Driving 90 miles per hour at 3 a.m. on a Wednesday, while screaming “FUCK” at the top of my lungs, was not how I had envisioned my evening when I headed out to the Bicycle Casino eight hours earlier. Based on many similar nights before, logic should’ve predicted the outcome. But doing the same thing over and over again and expecting a different result is only the definition of insanity when other people do it.
Seeing firsthand the devastating effects obsessive gambling had on other people, I knew better than most that I should stay away. I had spent the last seven years working in various casinos around Southern California, and witnessed my fair share of hopeless gamblers chase after their lost money as well as the illusion of the big win.

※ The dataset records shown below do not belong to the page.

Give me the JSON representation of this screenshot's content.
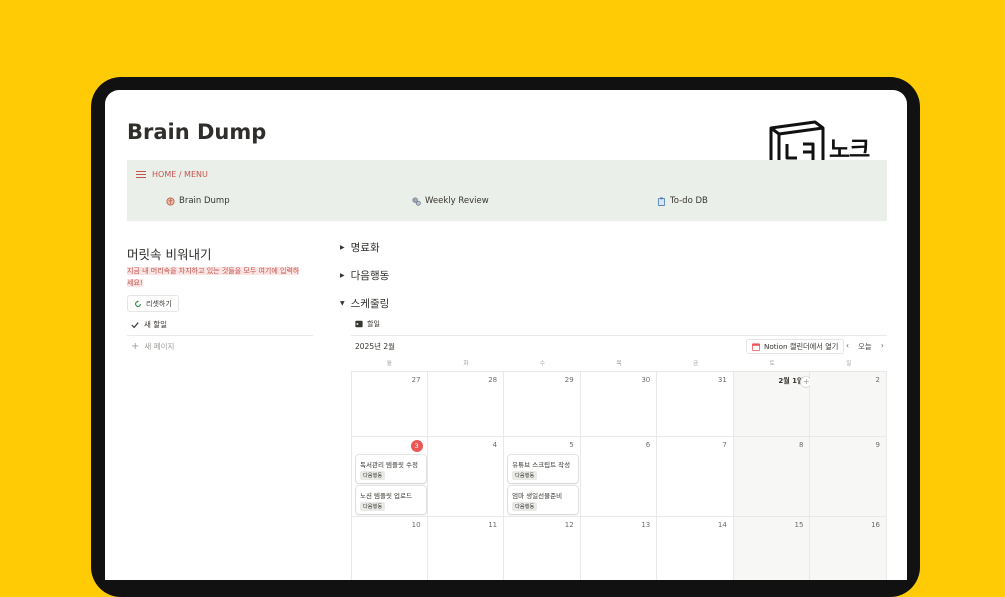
{
  "page": {
    "title": "Brain Dump"
  },
  "logo": {
    "text": "노크",
    "box_glyph": "ㄴㅋ"
  },
  "menu": {
    "header": "HOME / MENU",
    "items": [
      {
        "label": "Brain Dump",
        "icon": "brain-icon"
      },
      {
        "label": "Weekly Review",
        "icon": "gears-icon"
      },
      {
        "label": "To-do DB",
        "icon": "clipboard-icon"
      }
    ]
  },
  "left": {
    "title": "머릿속 비워내기",
    "note": "지금 내 머리속을 차지하고 있는 것들을 모두 여기에 입력하세요!",
    "reset_label": "리셋하기",
    "new_todo": "새 할일",
    "new_page": "새 페이지"
  },
  "right": {
    "toggles": [
      "명료화",
      "다음행동",
      "스케줄링"
    ],
    "tab_label": "할일",
    "month": "2025년 2월",
    "open_calendar": "Notion 캘린더에서 열기",
    "today": "오늘",
    "weekdays": [
      "월",
      "화",
      "수",
      "목",
      "금",
      "토",
      "일"
    ],
    "weeks": [
      [
        "27",
        "28",
        "29",
        "30",
        "31",
        "2월 1일",
        "2"
      ],
      [
        "3",
        "4",
        "5",
        "6",
        "7",
        "8",
        "9"
      ],
      [
        "10",
        "11",
        "12",
        "13",
        "14",
        "15",
        "16"
      ]
    ],
    "today_date": "3",
    "events": [
      {
        "day": "3",
        "order": 0,
        "title": "독서관리 템플릿 수정",
        "tag": "다음행동"
      },
      {
        "day": "3",
        "order": 1,
        "title": "노션 템플릿 업로드",
        "tag": "다음행동"
      },
      {
        "day": "5",
        "order": 0,
        "title": "유튜브 스크립트 작성",
        "tag": "다음행동"
      },
      {
        "day": "5",
        "order": 1,
        "title": "엄마 생일선물준비",
        "tag": "다음행동"
      }
    ]
  },
  "colors": {
    "background": "#FFCB05",
    "accent_red": "#c4554d",
    "today_badge": "#eb5757",
    "menu_bg": "#ebefea"
  }
}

Most people who work around gamblers fall into two categories: they’re either completely turned off by the entire heartbreaking scene, or they somehow ignore all the pain and inherent disadvantages built into the gaming world and get hooked themselves.
I despised the gamblers who inflicted endless amounts of grief towards me and my co-workers, and yet at the same time was able to convince myself I hadn’t become one of them. Even when I started squandering money on a regular basis, either in casinos or online, I wasn’t one of them.
During the online poker boom a few years ago, I (like so many others at the time) was convinced that I could actually grind out a living playing cards. It would be a long time before I could admit I was just gambling addict. I was certainly aware of my limitations — I lacked not only the patience but, most importantly, the money discipline.
I could never stick to a bankroll or refrain from betting higher limits until I could afford it, which is very often the undoing of even the most skilled poker players. I won several tournaments, making anywhere from a few hundred to several thousand dollars, but I always managed to lose it all. Those few wins, however, were enough of a rush to get me even more addicted.
If I wasn’t at the casino, I was playing poker online. When I lost at that (or didn't have a lot of time), I’d play blackjack online instead. These games felt like a complete scam, but that didn’t stop me from dumping a few hundred dollars in a few minutes — usually right after winning the first few hands. Then I'd curse my luck and stupidity, and vow never to do it again. Restraint not being one of my strong suits — along with the ease of gambling online — meant I'd end up back there soon enough, which of course I did. After losing a few thousand dollars more, I was finally able to quit blackjack altogether.
Not playing poker would take much longer.
A big part of my addiction to online poker was the action. The emotional roller coaster of highs and lows was just so damn exciting — it made me feel alive. I’d be high for days after a big tournament win, but completely shutdown when I lost.
It was a secret life, which I had to constantly hide. I didn’t know how to tell my girlfriend at dinner on a Friday night how I had just lost $500 playing poker that afternoon. I waited until she fell asleep that night before hopping on the computer to play online until the sun came up, then quickly sneaking into bed before she awoke.
Even on my most successful nights, I just couldn’t stop. It was never enough. Constantly trying to balance the ordinary aspects of my life with the highs and lows became an incredibly difficult emotional grind. There was also the issue of controlling my emotions when I took a bad beat. In poker parlance, a "bad beat" is when you have a big statistical advantage in a hand, and your opponent catches a "lucky" card and wins. Whenever I lost a hand like that, I’d just explode. The best professional poker players don’t get emotional.
I was not a pro.
Many a shirt was ripped off my body over a bad beat. Near the end of my gambling days, after an exceptional run of bad luck and on one last excruciatingly bad beat, I kicked in a door. Now, on top of losing money at poker, I’d have to spend money to fix the door – before my girlfriend got home. I was literally patching up my life and knew it was time to stop.
A few weeks later, I finally had enough courage to go through three years of bank statements to see how much money I had lost. It wasn’t pretty, but I was finally done with it all. I removed myself from the gambling sites I played on and also instituted a self-imposed ban. The sites had this option and they would not allow you to return for any reason after that.
Two weeks later, all online poker sites were shut down in the United States. I was proud that I had made the choice to stop before being forced to.